On 15 May at 15:00, in an open meeting of the Pharmacy Promotion Council of Rīga Stradiņš University that will take place in Hippocrates lecture theatre (Rīga, 16 Dzirciema Street), Ms Inga Urtāne will defend her doctoral thesis Impact of genetic factors on the efficiency of additional dose of Clopidogrel in ensuring personalized therapy in patients with hyporesponsivity.
Cardiovascular diseases are still a significant health care problem in Latvia and worldwide, which is substantiated with the high mortality, morbidity and hospitalisation figures. By finding narrowings in heart arteries, the patient is inserted a stent (bio-metallic prosthesis, which prevents the blood vessels from narrowing). As a result of this procedure the platelets stick to the internal walls of the damaged blood vessel and may stick together thus forming a blood clot, which may repeatedly block the blood vessel. Therefore after such a procedure the patients shall use agents reducing the coagulation such as the Clopidogrel, which variously affects patients – more or less effective.
Although the reduced efficiency of Clopidogrel has been tried to avoid by additional saturating doses (SD) and higher maintaining doses (MD), yet it still is unclear, how the genes affect the reaction of patients to Clopidogrel.
The aim of the doctoral thesis was to identify, how the genetic features of patients affect their reaction to Clopidogrel, respectively, whether the gene (cytochrome (CYP) 2C19, CYP2C9 and ABCB1) options (differences in genes) in patients affect the additional Clopidogrel SD (600 mg) and increased MD (150 mg) effect for avoiding the reduced efficiency.

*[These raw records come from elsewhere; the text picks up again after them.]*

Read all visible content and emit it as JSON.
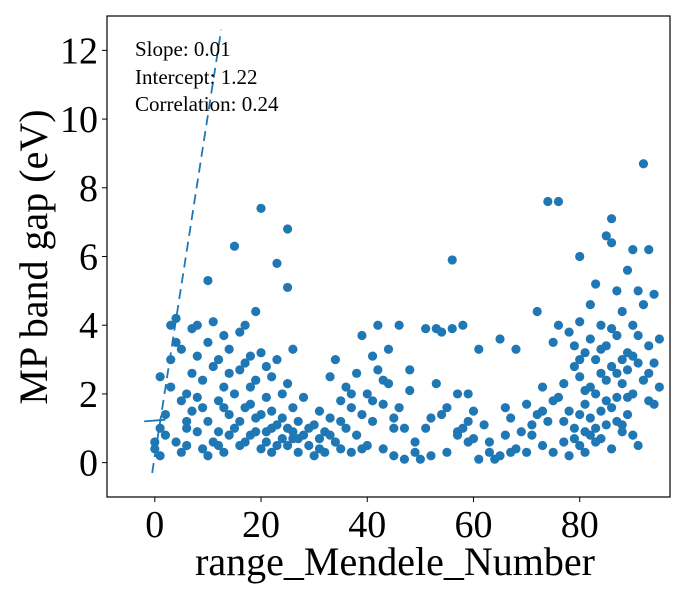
{
  "chart_data": {
    "type": "scatter",
    "title": "",
    "xlabel": "range_Mendele_Number",
    "ylabel": "MP band gap (eV)",
    "xlim": [
      -9,
      97
    ],
    "ylim": [
      -1,
      13
    ],
    "xticks": [
      0,
      20,
      40,
      60,
      80
    ],
    "yticks": [
      0,
      2,
      4,
      6,
      8,
      10,
      12
    ],
    "grid": false,
    "color": "#1f77b4",
    "annotations": [
      "Slope: 0.01",
      "Intercept: 1.22",
      "Correlation: 0.24"
    ],
    "fit_line_solid": {
      "x": [
        -2,
        2
      ],
      "y": [
        1.2,
        1.25
      ]
    },
    "fit_line_dashed": {
      "x": [
        -0.5,
        12.5
      ],
      "y": [
        -0.3,
        12.6
      ]
    },
    "points": [
      [
        0,
        0.4
      ],
      [
        0,
        0.6
      ],
      [
        1,
        2.5
      ],
      [
        1,
        0.2
      ],
      [
        1,
        1.0
      ],
      [
        2,
        1.4
      ],
      [
        2,
        0.8
      ],
      [
        3,
        3.0
      ],
      [
        3,
        2.2
      ],
      [
        3,
        4.0
      ],
      [
        4,
        3.5
      ],
      [
        4,
        4.2
      ],
      [
        4,
        0.6
      ],
      [
        5,
        1.8
      ],
      [
        5,
        0.3
      ],
      [
        5,
        3.3
      ],
      [
        6,
        2.0
      ],
      [
        6,
        1.2
      ],
      [
        6,
        0.5
      ],
      [
        7,
        3.9
      ],
      [
        7,
        2.6
      ],
      [
        7,
        1.5
      ],
      [
        8,
        0.9
      ],
      [
        8,
        4.0
      ],
      [
        8,
        3.1
      ],
      [
        9,
        1.6
      ],
      [
        9,
        2.4
      ],
      [
        9,
        0.4
      ],
      [
        10,
        5.3
      ],
      [
        10,
        3.5
      ],
      [
        10,
        1.2
      ],
      [
        10,
        0.2
      ],
      [
        11,
        4.1
      ],
      [
        11,
        2.8
      ],
      [
        11,
        0.6
      ],
      [
        12,
        3.0
      ],
      [
        12,
        1.8
      ],
      [
        12,
        0.9
      ],
      [
        13,
        2.2
      ],
      [
        13,
        3.7
      ],
      [
        13,
        0.3
      ],
      [
        14,
        1.4
      ],
      [
        14,
        3.3
      ],
      [
        14,
        2.6
      ],
      [
        15,
        6.3
      ],
      [
        15,
        2.0
      ],
      [
        15,
        1.0
      ],
      [
        16,
        3.8
      ],
      [
        16,
        2.7
      ],
      [
        16,
        0.5
      ],
      [
        17,
        4.0
      ],
      [
        17,
        1.6
      ],
      [
        17,
        2.9
      ],
      [
        18,
        2.2
      ],
      [
        18,
        0.8
      ],
      [
        18,
        3.1
      ],
      [
        19,
        4.4
      ],
      [
        19,
        1.3
      ],
      [
        19,
        2.4
      ],
      [
        20,
        7.4
      ],
      [
        20,
        3.2
      ],
      [
        20,
        0.4
      ],
      [
        21,
        1.9
      ],
      [
        21,
        2.8
      ],
      [
        21,
        0.9
      ],
      [
        22,
        2.5
      ],
      [
        22,
        1.5
      ],
      [
        22,
        0.3
      ],
      [
        23,
        5.8
      ],
      [
        23,
        3.0
      ],
      [
        23,
        1.1
      ],
      [
        24,
        2.0
      ],
      [
        24,
        0.7
      ],
      [
        25,
        6.8
      ],
      [
        25,
        5.1
      ],
      [
        25,
        2.3
      ],
      [
        25,
        0.5
      ],
      [
        26,
        3.3
      ],
      [
        26,
        1.6
      ],
      [
        26,
        0.9
      ],
      [
        27,
        1.2
      ],
      [
        27,
        0.3
      ],
      [
        28,
        0.8
      ],
      [
        28,
        1.9
      ],
      [
        29,
        0.5
      ],
      [
        30,
        1.1
      ],
      [
        30,
        0.2
      ],
      [
        31,
        1.5
      ],
      [
        31,
        0.7
      ],
      [
        32,
        0.9
      ],
      [
        32,
        0.3
      ],
      [
        33,
        2.5
      ],
      [
        33,
        1.3
      ],
      [
        34,
        3.0
      ],
      [
        34,
        0.6
      ],
      [
        35,
        1.8
      ],
      [
        35,
        0.4
      ],
      [
        36,
        2.2
      ],
      [
        36,
        1.0
      ],
      [
        37,
        0.3
      ],
      [
        37,
        1.6
      ],
      [
        38,
        2.6
      ],
      [
        38,
        0.8
      ],
      [
        39,
        3.7
      ],
      [
        39,
        1.4
      ],
      [
        40,
        2.0
      ],
      [
        40,
        0.5
      ],
      [
        41,
        3.1
      ],
      [
        41,
        1.2
      ],
      [
        42,
        4.0
      ],
      [
        42,
        2.7
      ],
      [
        43,
        1.7
      ],
      [
        43,
        0.4
      ],
      [
        44,
        3.3
      ],
      [
        44,
        2.3
      ],
      [
        45,
        1.0
      ],
      [
        45,
        0.2
      ],
      [
        46,
        4.0
      ],
      [
        46,
        1.6
      ],
      [
        47,
        0.1
      ],
      [
        48,
        2.1
      ],
      [
        48,
        2.7
      ],
      [
        49,
        0.6
      ],
      [
        50,
        0.1
      ],
      [
        51,
        3.9
      ],
      [
        51,
        1.0
      ],
      [
        52,
        1.3
      ],
      [
        52,
        0.2
      ],
      [
        53,
        3.9
      ],
      [
        53,
        2.3
      ],
      [
        54,
        3.8
      ],
      [
        54,
        1.4
      ],
      [
        55,
        0.3
      ],
      [
        56,
        5.9
      ],
      [
        56,
        3.9
      ],
      [
        57,
        2.0
      ],
      [
        57,
        0.8
      ],
      [
        58,
        1.0
      ],
      [
        58,
        4.0
      ],
      [
        59,
        2.0
      ],
      [
        59,
        0.6
      ],
      [
        60,
        0.7
      ],
      [
        60,
        1.5
      ],
      [
        61,
        3.3
      ],
      [
        61,
        0.1
      ],
      [
        62,
        1.1
      ],
      [
        63,
        0.3
      ],
      [
        64,
        0.1
      ],
      [
        65,
        0.2
      ],
      [
        65,
        3.6
      ],
      [
        66,
        0.8
      ],
      [
        66,
        1.6
      ],
      [
        67,
        1.3
      ],
      [
        68,
        3.3
      ],
      [
        68,
        0.4
      ],
      [
        69,
        0.9
      ],
      [
        70,
        1.7
      ],
      [
        70,
        0.3
      ],
      [
        71,
        0.8
      ],
      [
        72,
        4.4
      ],
      [
        72,
        1.4
      ],
      [
        73,
        0.5
      ],
      [
        73,
        2.2
      ],
      [
        74,
        7.6
      ],
      [
        74,
        1.2
      ],
      [
        75,
        3.5
      ],
      [
        75,
        0.3
      ],
      [
        76,
        7.6
      ],
      [
        76,
        4.0
      ],
      [
        76,
        1.9
      ],
      [
        77,
        2.3
      ],
      [
        77,
        0.6
      ],
      [
        78,
        3.8
      ],
      [
        78,
        1.5
      ],
      [
        78,
        0.2
      ],
      [
        79,
        2.8
      ],
      [
        79,
        1.0
      ],
      [
        80,
        6.0
      ],
      [
        80,
        4.1
      ],
      [
        80,
        2.5
      ],
      [
        80,
        0.5
      ],
      [
        81,
        3.2
      ],
      [
        81,
        1.7
      ],
      [
        81,
        0.9
      ],
      [
        82,
        4.6
      ],
      [
        82,
        2.2
      ],
      [
        82,
        1.3
      ],
      [
        83,
        5.2
      ],
      [
        83,
        3.0
      ],
      [
        83,
        0.6
      ],
      [
        84,
        4.0
      ],
      [
        84,
        2.6
      ],
      [
        84,
        1.5
      ],
      [
        85,
        6.6
      ],
      [
        85,
        3.4
      ],
      [
        85,
        1.1
      ],
      [
        86,
        7.1
      ],
      [
        86,
        6.4
      ],
      [
        86,
        2.8
      ],
      [
        86,
        0.4
      ],
      [
        87,
        5.0
      ],
      [
        87,
        3.7
      ],
      [
        87,
        1.9
      ],
      [
        88,
        4.4
      ],
      [
        88,
        2.3
      ],
      [
        88,
        0.9
      ],
      [
        89,
        5.6
      ],
      [
        89,
        3.2
      ],
      [
        89,
        1.4
      ],
      [
        90,
        6.2
      ],
      [
        90,
        4.0
      ],
      [
        90,
        2.0
      ],
      [
        91,
        5.0
      ],
      [
        91,
        2.9
      ],
      [
        91,
        0.5
      ],
      [
        92,
        8.7
      ],
      [
        92,
        4.6
      ],
      [
        92,
        2.4
      ],
      [
        93,
        6.2
      ],
      [
        93,
        3.4
      ],
      [
        93,
        1.8
      ],
      [
        94,
        4.9
      ],
      [
        94,
        2.9
      ],
      [
        95,
        3.6
      ],
      [
        95,
        2.2
      ],
      [
        84,
        0.7
      ],
      [
        86,
        1.6
      ],
      [
        88,
        1.1
      ],
      [
        90,
        0.8
      ],
      [
        83,
        2.0
      ],
      [
        85,
        2.4
      ],
      [
        87,
        2.6
      ],
      [
        89,
        1.9
      ],
      [
        82,
        3.6
      ],
      [
        84,
        3.3
      ],
      [
        86,
        3.9
      ],
      [
        88,
        3.0
      ],
      [
        90,
        3.1
      ],
      [
        81,
        2.1
      ],
      [
        83,
        1.0
      ],
      [
        85,
        1.8
      ],
      [
        87,
        1.2
      ],
      [
        89,
        2.7
      ],
      [
        79,
        3.4
      ],
      [
        80,
        1.4
      ],
      [
        80,
        3.0
      ],
      [
        81,
        0.3
      ],
      [
        82,
        0.8
      ],
      [
        91,
        3.7
      ],
      [
        93,
        2.6
      ],
      [
        94,
        1.7
      ],
      [
        12,
        0.5
      ],
      [
        14,
        0.8
      ],
      [
        16,
        1.2
      ],
      [
        18,
        1.7
      ],
      [
        20,
        1.4
      ],
      [
        22,
        1.0
      ],
      [
        24,
        1.3
      ],
      [
        26,
        0.7
      ],
      [
        8,
        1.9
      ],
      [
        6,
        1.0
      ],
      [
        13,
        1.6
      ],
      [
        17,
        0.6
      ],
      [
        19,
        0.9
      ],
      [
        21,
        0.6
      ],
      [
        23,
        0.5
      ],
      [
        25,
        1.0
      ],
      [
        27,
        0.7
      ],
      [
        29,
        1.0
      ],
      [
        31,
        0.4
      ],
      [
        33,
        0.8
      ],
      [
        35,
        1.2
      ],
      [
        37,
        2.0
      ],
      [
        39,
        0.4
      ],
      [
        41,
        1.8
      ],
      [
        43,
        2.4
      ],
      [
        45,
        1.3
      ],
      [
        47,
        1.0
      ],
      [
        49,
        0.3
      ],
      [
        55,
        1.6
      ],
      [
        57,
        0.9
      ],
      [
        59,
        1.2
      ],
      [
        63,
        0.6
      ],
      [
        67,
        0.3
      ],
      [
        71,
        1.1
      ],
      [
        73,
        1.5
      ],
      [
        75,
        1.8
      ],
      [
        77,
        1.2
      ],
      [
        79,
        0.7
      ]
    ]
  }
}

Several tasks were set to reach the aim – to analyse efficiency differences of the standard SD and MD, additional SD and increased MD of Clopidogrel in genes, to identify patients with a true Clopidogrel resistance (non-efficiency), to determine the impact of physiologic factors and simultaneously received medicinal therapy on the standard and additional SD and MD of Clopidogrel.
The study found out that the efficiency of standard SD and additional SD of Clopidogrel is reduced in patients with particular gene option (CYP2C19*2). The higher 150 mg MD of Clopidogrel in these patients is more efficient, but still is insufficient for 29% of cases. True resistance to Clopidogrel is observed rarely – in 2.1 % of patients, with whom the latest generation anticoagulation drug – Ticagrelor – is efficient. Higher body mass index and simultaneous therapy with other drugs is related with the tendency to reduced efficiency of Clopidogrel.
The study data show the opportunity to develop genetic tests with an aim to select the most efficient drugs for each single patient by optimising their dose considering his/her genotype.